Peut-être est-ce la similitude du dispositif ( somme toute très classique) qui a fait rassembler dans une même séance le film de Giada Colagrande « Bob Wilson’s Life and Death of Marina Abramovic » et celui de Thierry Teston « La Cité de la Danse ».
Dans les deux documentaires, des entretiens alternent avec des séances de répétitions, de création d’un spectacle, et dressent en filigrane les portraits des personnages.
Dans le premier, les portraits des personnalités exceptionnelles du metteur en scène Robert Wilson, de l’artiste Marina Abramovic, de l’acteur Willem Dafoe et du musicien Antony Hegarty sont dressés, mais dans la perspective du spectacle en création, dans les interactions de ces personnalités pour faire oeuvre.
Dans des entretiens au dispositif simple et conventionnel ( plan poitrine, assis de face), chacun parle de l’autre, ou plutôt du travail de l’autre, du rapport à la création de l’autre. Cela pourrait devenir une série de congratulations croisées et interminables si les images du spectacle ne venaient pas donner corps à ces propos. Et quelles images! Ce n’est pas tant dans celles du film que la magie opère mais plutôt dans celles de la création théatrale elle-même. On connait le soin que Wilson accorde aux moindres des détails : costumes, maquillages, lumières. La réalisatrice a le mérite d’avoir laissé le spectacle parler de lui-même. En cadrant des plans de répétition presque toujours larges mais sans faire apparaître les bords de scène ni les coulisses, elle transforme le spectateur de cinéma en spectateur de théatre (sur un plateau élisabethain).
Alors est-ce une forme de modestie? La conscience d’un dispositif qui laisse la part belle à la création commune de quatre grands artistes? Ou une incapacité à renouveler le genre?

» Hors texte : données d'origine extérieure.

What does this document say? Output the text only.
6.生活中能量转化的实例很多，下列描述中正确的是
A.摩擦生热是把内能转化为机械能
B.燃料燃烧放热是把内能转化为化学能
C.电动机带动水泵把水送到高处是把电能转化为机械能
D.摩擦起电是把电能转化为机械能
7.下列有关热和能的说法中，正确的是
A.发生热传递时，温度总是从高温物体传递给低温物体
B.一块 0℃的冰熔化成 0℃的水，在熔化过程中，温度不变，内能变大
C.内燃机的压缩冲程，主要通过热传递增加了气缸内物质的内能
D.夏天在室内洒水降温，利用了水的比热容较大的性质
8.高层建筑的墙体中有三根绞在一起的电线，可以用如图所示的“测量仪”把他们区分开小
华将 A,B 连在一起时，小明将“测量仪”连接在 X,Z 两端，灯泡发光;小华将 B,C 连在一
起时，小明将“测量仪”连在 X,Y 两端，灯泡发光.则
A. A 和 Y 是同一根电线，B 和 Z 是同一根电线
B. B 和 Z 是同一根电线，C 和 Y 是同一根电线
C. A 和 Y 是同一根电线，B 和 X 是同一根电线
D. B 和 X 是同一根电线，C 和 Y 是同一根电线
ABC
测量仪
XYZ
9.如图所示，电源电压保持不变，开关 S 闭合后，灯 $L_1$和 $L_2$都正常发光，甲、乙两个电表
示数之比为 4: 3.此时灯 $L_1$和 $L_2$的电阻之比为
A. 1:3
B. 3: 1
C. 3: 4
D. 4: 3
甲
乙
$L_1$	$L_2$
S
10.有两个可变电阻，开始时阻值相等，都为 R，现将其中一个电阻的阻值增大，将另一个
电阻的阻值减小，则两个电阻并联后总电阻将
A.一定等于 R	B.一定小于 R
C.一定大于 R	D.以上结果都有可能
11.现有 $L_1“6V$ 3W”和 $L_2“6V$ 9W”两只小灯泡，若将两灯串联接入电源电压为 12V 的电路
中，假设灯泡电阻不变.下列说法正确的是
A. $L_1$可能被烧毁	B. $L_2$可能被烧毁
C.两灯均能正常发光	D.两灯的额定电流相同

De son côté, Thierry Teston filme des danseurs de hip hop qui se frottent à des chorégraphes contemporains à Surennes pour le 20e anniversaire de son festival de hip hop …..Des premières rencontres à la représentation finale en passant par les répétitions , on assiste à la création. Dans cette progression, des portraits se dessinent dans lesquels on peut se rendre compte, par petites touches, de la manière dont les chorégraphes appréhendent la danse, mais surtout, on fait la rencontre des invdividualités sensibles que sont ces danseurs.
Bien sûr, le motif récurrent de la musique extra diégétique joue sur l’enthousiasme de nos âmes en manque d’exaltation.

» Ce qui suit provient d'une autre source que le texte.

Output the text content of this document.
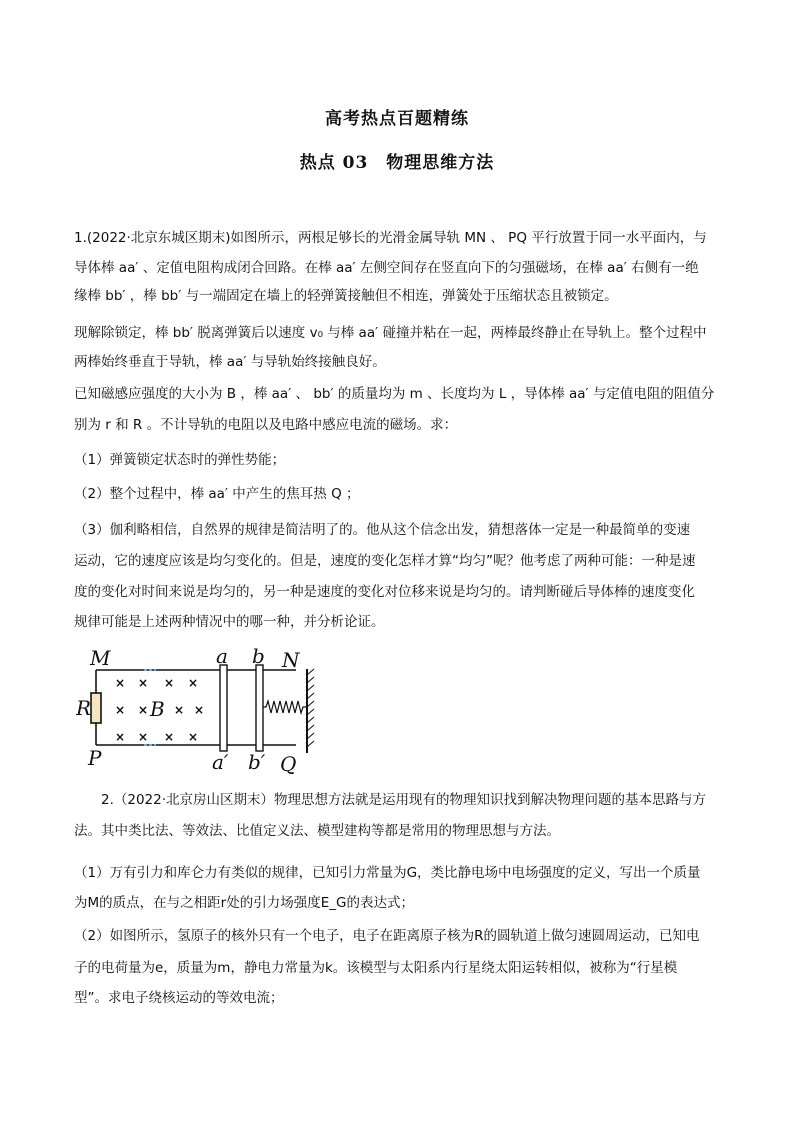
高考热点百题精练
热点 03　物理思维方法
1.(2022·北京东城区期末)如图所示，两根足够长的光滑金属导轨 MN 、 PQ 平行放置于同一水平面内，与
导体棒 aa′ 、定值电阻构成闭合回路。在棒 aa′ 左侧空间存在竖直向下的匀强磁场，在棒 aa′ 右侧有一绝
缘棒 bb′ ，棒 bb′ 与一端固定在墙上的轻弹簧接触但不相连，弹簧处于压缩状态且被锁定。
现解除锁定，棒 bb′ 脱离弹簧后以速度 v₀ 与棒 aa′ 碰撞并粘在一起，两棒最终静止在导轨上。整个过程中
两棒始终垂直于导轨，棒 aa′ 与导轨始终接触良好。
已知磁感应强度的大小为 B ，棒 aa′ 、 bb′ 的质量均为 m 、长度均为 L ，导体棒 aa′ 与定值电阻的阻值分
别为 r 和 R 。不计导轨的电阻以及电路中感应电流的磁场。求：
（1）弹簧锁定状态时的弹性势能；
（2）整个过程中，棒 aa′ 中产生的焦耳热 Q ；
（3）伽利略相信，自然界的规律是简洁明了的。他从这个信念出发，猜想落体一定是一种最简单的变速
运动，它的速度应该是均匀变化的。但是，速度的变化怎样才算“均匀”呢？他考虑了两种可能：一种是速
度的变化对时间来说是均匀的，另一种是速度的变化对位移来说是均匀的。请判断碰后导体棒的速度变化
规律可能是上述两种情况中的哪一种，并分析论证。
× × × ×
× × × ×
× × × ×
M
P
R	B
a
a′
b
b′
N
Q
　　2.（2022·北京房山区期末）物理思想方法就是运用现有的物理知识找到解决物理问题的基本思路与方
法。其中类比法、等效法、比值定义法、模型建构等都是常用的物理思想与方法。
（1）万有引力和库仑力有类似的规律，已知引力常量为G，类比静电场中电场强度的定义，写出一个质量
为M的质点，在与之相距r处的引力场强度E_G的表达式；
（2）如图所示，氢原子的核外只有一个电子，电子在距离原子核为R的圆轨道上做匀速圆周运动，已知电
子的电荷量为e，质量为m，静电力常量为k。该模型与太阳系内行星绕太阳运转相似，被称为“行星模
型”。求电子绕核运动的等效电流；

Les ralentis extrêmement maîtrisés sur plusieurs danseurs appuient l’aspect performatif de ces corps qui séduisent (voire subjuguent) les gens ordinaires que nous sommes, pour qui s’étirer le matin relève d’une conscience profonde de son corps. A jouer la carte de l’esthétisme, le film de David LaChapelle « Rize » nous emmenait sur ce terrain avec beaucoup de maestria.
Les danseurs émouvants et émus (parfois jusqu’aux larmes) ne peuvent que … nous émouvoir.
Alors faut-il se lamenter du manque d’originalité de l’écriture? ou se réjouir de l’expérience collective vers l’art (de la danse) qui nous est proposée avec son pouvoir cathartique?
Pour ma part, l’octogénaire qui m’a prise à partie à la fin de la projection, les yeux rougis, pouvant à peine prononcer le mot « hip hop », suffit à me faire basculer.